There is some supply growth in recycled metal, yet there also constraints for this, she continued.

“Even though we’ve seen a slowdown in auto sales of China and the U.S., the tighter emissions legislation that has been implemented globally has meant that average palladium loadings have continued to rise,” Cooper said.

The main risk for palladium prices would be if automakers started using more platinum in place of palladium, Cooper said. Historically, palladium was used for gasoline-powered cars since it was cheaper, although palladium became more expensive than platinum in the last few months of 2017. Still, Cooper doubts much substitution will occur in the near future, pointing out there was not a big immediate switchover when palladium prices last soared above platinum back around the turn of the millennium.Instead, there was significant thrifting of palladium, and growth in the use of platinum in diesel vehicles.

“We still think a substitution risk is 18 months away,” Cooper said, although adding that some could occur on a small scale.
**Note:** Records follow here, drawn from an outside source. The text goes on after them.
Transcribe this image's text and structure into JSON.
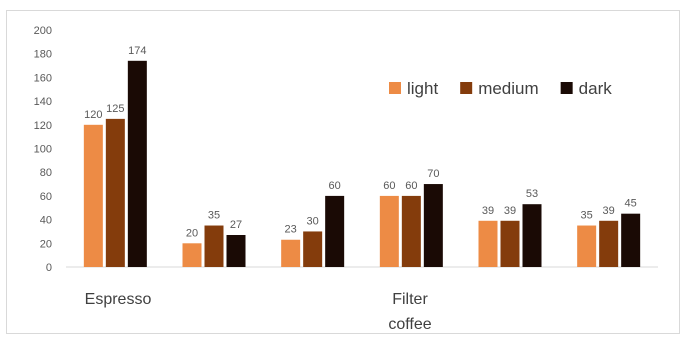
{
  "chart_data": {
    "type": "bar",
    "categories": [
      "Espresso",
      "",
      "",
      "Filter coffee",
      "",
      ""
    ],
    "category_labels": {
      "espresso": "Espresso",
      "filter_line1": "Filter",
      "filter_line2": "coffee"
    },
    "series": [
      {
        "name": "light",
        "values": [
          120,
          20,
          23,
          60,
          39,
          35
        ],
        "color": "#ED8B45"
      },
      {
        "name": "medium",
        "values": [
          125,
          35,
          30,
          60,
          39,
          39
        ],
        "color": "#843C0C"
      },
      {
        "name": "dark",
        "values": [
          174,
          27,
          60,
          70,
          53,
          45
        ],
        "color": "#1A0A05"
      }
    ],
    "y_ticks": [
      "0",
      "20",
      "40",
      "60",
      "80",
      "100",
      "120",
      "140",
      "160",
      "180",
      "200"
    ],
    "ylim": [
      0,
      200
    ],
    "grid": false,
    "legend_position": "top-right",
    "title": "",
    "xlabel": "",
    "ylabel": ""
  }
}
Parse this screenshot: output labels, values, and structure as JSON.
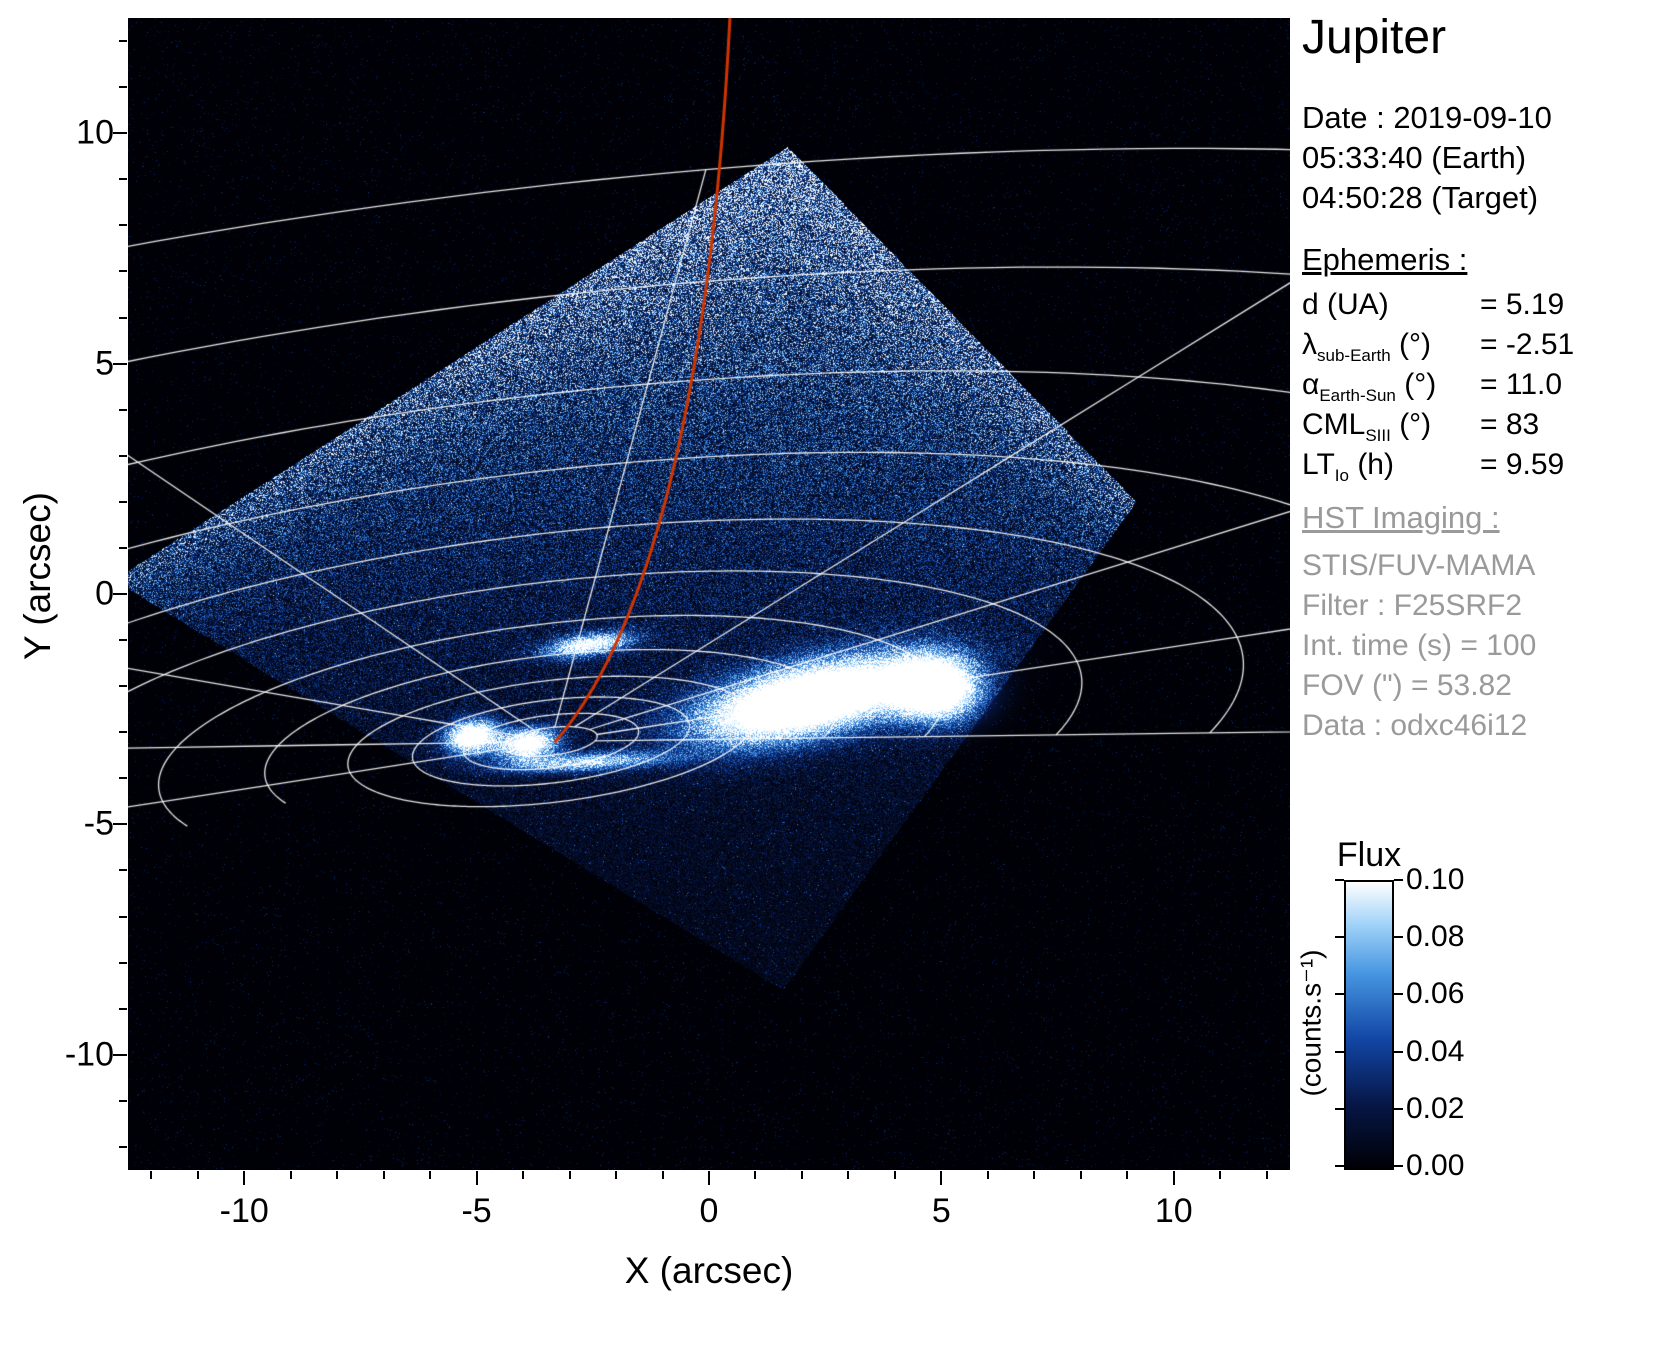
{
  "title": "Jupiter",
  "info": {
    "date_line": "Date : 2019-09-10",
    "time_earth": "05:33:40 (Earth)",
    "time_target": "04:50:28 (Target)",
    "ephemeris_header": "Ephemeris :",
    "ephemeris": [
      {
        "sym": "d",
        "sub": "",
        "unit": "(UA)",
        "value": "= 5.19"
      },
      {
        "sym": "λ",
        "sub": "sub-Earth",
        "unit": "(°)",
        "value": "= -2.51"
      },
      {
        "sym": "α",
        "sub": "Earth-Sun",
        "unit": "(°)",
        "value": "= 11.0"
      },
      {
        "sym": "CML",
        "sub": "SIII",
        "unit": "(°)",
        "value": "= 83"
      },
      {
        "sym": "LT",
        "sub": "Io",
        "unit": "(h)",
        "value": "= 9.59"
      }
    ],
    "hst_header": "HST Imaging :",
    "hst_lines": [
      "STIS/FUV-MAMA",
      "Filter : F25SRF2",
      "Int. time (s) = 100",
      "FOV (\") = 53.82",
      "Data : odxc46i12"
    ]
  },
  "colorbar": {
    "title": "Flux",
    "unit": "(counts.s⁻¹)",
    "ticks": [
      "0.00",
      "0.02",
      "0.04",
      "0.06",
      "0.08",
      "0.10"
    ],
    "min": 0.0,
    "max": 0.1
  },
  "chart_data": {
    "type": "heatmap",
    "title": "Jupiter",
    "xlabel": "X (arcsec)",
    "ylabel": "Y (arcsec)",
    "xlim": [
      -12.5,
      12.5
    ],
    "ylim": [
      -12.5,
      12.5
    ],
    "xticks": [
      -10,
      -5,
      0,
      5,
      10
    ],
    "yticks": [
      -10,
      -5,
      0,
      5,
      10
    ],
    "minor_tick_step": 1,
    "flux_label": "Flux",
    "flux_unit": "counts.s-1",
    "flux_range": [
      0.0,
      0.1
    ],
    "flux_tick_values": [
      0.0,
      0.02,
      0.04,
      0.06,
      0.08,
      0.1
    ],
    "grid_on": true,
    "legend_position": "none",
    "description": "HST STIS FUV image of Jupiter northern UV aurora; rotated-square detector footprint filled with blue counts noise, white auroral ovals near planetographic grid pole, white planetary graticule, red meridian line",
    "colormap_stops": [
      {
        "t": 0.0,
        "color": [
          0,
          0,
          5
        ]
      },
      {
        "t": 0.22,
        "color": [
          6,
          22,
          70
        ]
      },
      {
        "t": 0.45,
        "color": [
          18,
          70,
          165
        ]
      },
      {
        "t": 0.68,
        "color": [
          70,
          150,
          225
        ]
      },
      {
        "t": 0.85,
        "color": [
          160,
          210,
          248
        ]
      },
      {
        "t": 1.0,
        "color": [
          255,
          255,
          255
        ]
      }
    ],
    "detector_quad": [
      [
        1.7,
        9.7
      ],
      [
        9.2,
        2.0
      ],
      [
        1.6,
        -8.6
      ],
      [
        -12.8,
        0.3
      ]
    ],
    "pole": [
      -3.4,
      -3.2
    ],
    "graticule": {
      "parallels_a": [
        1.0,
        1.9,
        3.0,
        4.4,
        6.2,
        8.5,
        11.5,
        15,
        19.5,
        25,
        32,
        40
      ],
      "axis_ratio": 0.3,
      "tilt_deg": 7,
      "meridian_params": [
        -0.35,
        0.1,
        0.55,
        1.0,
        1.45,
        1.9,
        2.35,
        2.8,
        3.25
      ]
    },
    "aurora_blobs": [
      {
        "center": [
          2.15,
          -2.3
        ],
        "a": 3.3,
        "b": 1.05,
        "rot_deg": 13,
        "amp": 2.0
      },
      {
        "center": [
          4.85,
          -2.05
        ],
        "a": 1.3,
        "b": 0.95,
        "rot_deg": 0,
        "amp": 1.8
      },
      {
        "center": [
          -5.1,
          -3.1
        ],
        "a": 0.8,
        "b": 0.5,
        "rot_deg": 10,
        "amp": 1.5
      },
      {
        "center": [
          -3.9,
          -3.25
        ],
        "a": 0.9,
        "b": 0.45,
        "rot_deg": 8,
        "amp": 1.4
      },
      {
        "center": [
          -2.58,
          -1.1
        ],
        "a": 1.3,
        "b": 0.33,
        "rot_deg": 8,
        "amp": 1.1
      },
      {
        "center": [
          -2.7,
          -3.65
        ],
        "a": 2.5,
        "b": 0.28,
        "rot_deg": 3,
        "amp": 0.85
      }
    ],
    "red_meridian": {
      "color": "#cf3500",
      "start": [
        0.45,
        12.5
      ],
      "c1": [
        0.1,
        5.5
      ],
      "c2": [
        -1.0,
        -0.5
      ],
      "end": [
        -3.3,
        -3.2
      ]
    }
  }
}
Cooper pointed out that palladium remains in backwardation, which is a sign of tight supplies. This when prices of nearby contracts are more expensive than deferred prices in any commodity, meaning users are willing to pay a premium to get ahold of the commodity right away.

Platinum Seen Recovering Lost Ground

Two factors have hurt platinum demand, Cooper explained. Diesel-powered cars require platinum but have been losing market share. Also, platinum-jewelry demand has softened, particularly in key consumer China.
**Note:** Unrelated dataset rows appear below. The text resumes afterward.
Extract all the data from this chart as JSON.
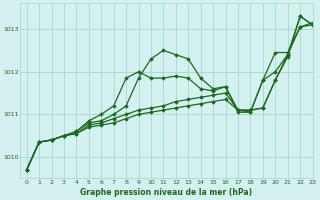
{
  "title": "Graphe pression niveau de la mer (hPa)",
  "bg_color": "#d4f0f0",
  "grid_color": "#aaddcc",
  "line_color": "#1a6b1a",
  "text_color": "#1a6b1a",
  "xlim": [
    -0.5,
    23
  ],
  "ylim": [
    1009.5,
    1013.6
  ],
  "yticks": [
    1010,
    1011,
    1012,
    1013
  ],
  "xticks": [
    0,
    1,
    2,
    3,
    4,
    5,
    6,
    7,
    8,
    9,
    10,
    11,
    12,
    13,
    14,
    15,
    16,
    17,
    18,
    19,
    20,
    21,
    22,
    23
  ],
  "series": [
    [
      1009.7,
      1010.35,
      1010.4,
      1010.5,
      1010.55,
      1010.7,
      1010.75,
      1010.8,
      1010.9,
      1011.0,
      1011.05,
      1011.1,
      1011.15,
      1011.2,
      1011.25,
      1011.3,
      1011.35,
      1011.1,
      1011.1,
      1011.15,
      1011.8,
      1012.35,
      1013.3,
      1013.1
    ],
    [
      1009.7,
      1010.35,
      1010.4,
      1010.5,
      1010.55,
      1010.75,
      1010.8,
      1010.9,
      1011.0,
      1011.1,
      1011.15,
      1011.2,
      1011.3,
      1011.35,
      1011.4,
      1011.45,
      1011.5,
      1011.1,
      1011.1,
      1011.15,
      1011.8,
      1012.4,
      1013.3,
      1013.1
    ],
    [
      1009.7,
      1010.35,
      1010.4,
      1010.5,
      1010.6,
      1010.8,
      1010.85,
      1011.0,
      1011.2,
      1011.85,
      1012.3,
      1012.5,
      1012.4,
      1012.3,
      1011.85,
      1011.6,
      1011.65,
      1011.1,
      1011.05,
      1011.8,
      1012.0,
      1012.4,
      1013.05,
      1013.1
    ],
    [
      1009.7,
      1010.35,
      1010.4,
      1010.5,
      1010.6,
      1010.85,
      1011.0,
      1011.2,
      1011.85,
      1012.0,
      1011.85,
      1011.85,
      1011.9,
      1011.85,
      1011.6,
      1011.55,
      1011.65,
      1011.05,
      1011.05,
      1011.8,
      1012.45,
      1012.45,
      1013.05,
      1013.15
    ]
  ]
}
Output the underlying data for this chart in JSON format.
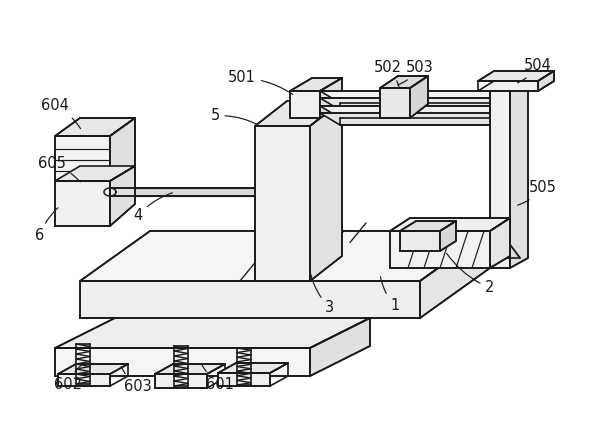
{
  "bg_color": "#ffffff",
  "line_color": "#1a1a1a",
  "lw": 1.2,
  "fig_width": 5.97,
  "fig_height": 4.36,
  "dpi": 100
}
Still, most analysts look for prices to improve.

Standard Chartered looks for platinum to rise to an average of $930 for full-year 2019 and end next year around $960. The bank looks for the supply/demand surplus to fall from 406,000 ounces in 2018 to 253,000 ounces in 2019.
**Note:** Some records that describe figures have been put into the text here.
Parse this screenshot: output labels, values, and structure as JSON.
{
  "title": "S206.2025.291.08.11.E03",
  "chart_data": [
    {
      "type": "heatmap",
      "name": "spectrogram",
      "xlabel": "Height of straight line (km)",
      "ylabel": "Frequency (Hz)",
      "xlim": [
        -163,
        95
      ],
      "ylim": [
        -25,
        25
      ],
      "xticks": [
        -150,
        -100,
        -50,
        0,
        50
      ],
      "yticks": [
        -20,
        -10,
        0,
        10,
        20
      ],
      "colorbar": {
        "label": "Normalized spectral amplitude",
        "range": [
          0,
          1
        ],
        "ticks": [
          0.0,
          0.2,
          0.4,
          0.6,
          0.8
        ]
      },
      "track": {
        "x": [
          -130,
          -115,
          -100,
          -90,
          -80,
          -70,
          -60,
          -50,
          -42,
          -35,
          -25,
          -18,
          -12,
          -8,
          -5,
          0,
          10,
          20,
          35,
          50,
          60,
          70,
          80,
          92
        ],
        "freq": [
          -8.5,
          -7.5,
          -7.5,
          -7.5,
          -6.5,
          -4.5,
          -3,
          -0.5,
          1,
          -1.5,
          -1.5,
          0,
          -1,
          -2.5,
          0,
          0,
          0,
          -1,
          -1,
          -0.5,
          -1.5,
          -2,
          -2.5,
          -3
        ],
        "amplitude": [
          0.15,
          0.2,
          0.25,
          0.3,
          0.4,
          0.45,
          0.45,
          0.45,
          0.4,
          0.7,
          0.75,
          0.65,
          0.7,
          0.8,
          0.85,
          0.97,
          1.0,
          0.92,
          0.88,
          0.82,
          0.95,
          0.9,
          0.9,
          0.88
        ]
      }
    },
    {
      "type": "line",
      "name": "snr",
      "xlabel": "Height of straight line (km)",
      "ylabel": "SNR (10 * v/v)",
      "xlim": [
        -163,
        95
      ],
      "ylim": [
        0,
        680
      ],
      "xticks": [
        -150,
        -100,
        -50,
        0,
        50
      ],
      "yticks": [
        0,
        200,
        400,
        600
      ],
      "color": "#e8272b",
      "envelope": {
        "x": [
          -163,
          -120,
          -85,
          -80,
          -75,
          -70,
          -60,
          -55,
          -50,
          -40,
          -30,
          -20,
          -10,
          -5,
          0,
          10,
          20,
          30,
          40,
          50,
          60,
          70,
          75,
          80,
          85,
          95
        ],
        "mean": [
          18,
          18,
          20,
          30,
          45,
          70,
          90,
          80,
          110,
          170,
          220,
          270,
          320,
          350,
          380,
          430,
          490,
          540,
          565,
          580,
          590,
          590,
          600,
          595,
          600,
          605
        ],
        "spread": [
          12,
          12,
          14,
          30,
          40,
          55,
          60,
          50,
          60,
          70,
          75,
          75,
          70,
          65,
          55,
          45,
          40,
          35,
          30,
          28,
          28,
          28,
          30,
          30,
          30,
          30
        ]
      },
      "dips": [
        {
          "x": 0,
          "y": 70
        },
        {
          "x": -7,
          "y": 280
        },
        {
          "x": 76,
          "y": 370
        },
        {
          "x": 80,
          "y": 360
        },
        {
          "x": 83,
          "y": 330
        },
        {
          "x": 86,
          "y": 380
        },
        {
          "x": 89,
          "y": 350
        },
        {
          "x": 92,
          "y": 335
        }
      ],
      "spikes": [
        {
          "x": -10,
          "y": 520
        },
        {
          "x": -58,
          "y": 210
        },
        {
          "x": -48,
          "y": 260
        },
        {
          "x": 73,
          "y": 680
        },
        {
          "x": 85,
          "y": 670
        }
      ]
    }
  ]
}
Chang expects the global supply surplus to contract some in 2019 to between 300,000 to 400,000 ounces, compared to an estimated 500,000 ounces for 2018. Chang looks for supply growth of only 1% to 2% in 2019, while demand is also seen rising around 1%.

“Platinum is historically cheap both in absolute terms and relative to gold and palladium, suggesting a price rise,” said an outlook report from Commerzbank. “That said, the sizeable oversupply will limit its recovery potential.”

Chang said that he looks for platinum to rise to an average price of just above $900 an ounce in 2019. ABN AMRO listed a $988 forecast average, with a low of $875 in the first quarter, rising to $988 by the fourth. Commerzbank sees platinum rising from $800 in the first quarter to $900 by the end of 2019. Natixis put its full-year average forecast at $875.

“My main factor on why platinum prices will move higher in the next 12 months is there will be more supply-side support,” Chang said. “When platinum prices are in the $800- to $900-a-troy-ounce range, that limits the amount of production that is being brought forward….I think that does provide upward price pressure for platinum as we go into 2019.”

Chang sees potential weakness in South African mine supply in 2019, although this hinges on factors such as any negotiations between producers and unions. Chang pointed out that companies have idled some unprofitable mine shafts.

“We could see a modest rebound in [demand from] the automotive market,” especially if some auto manufacturers start substituting platinum for palladium,” Chang said.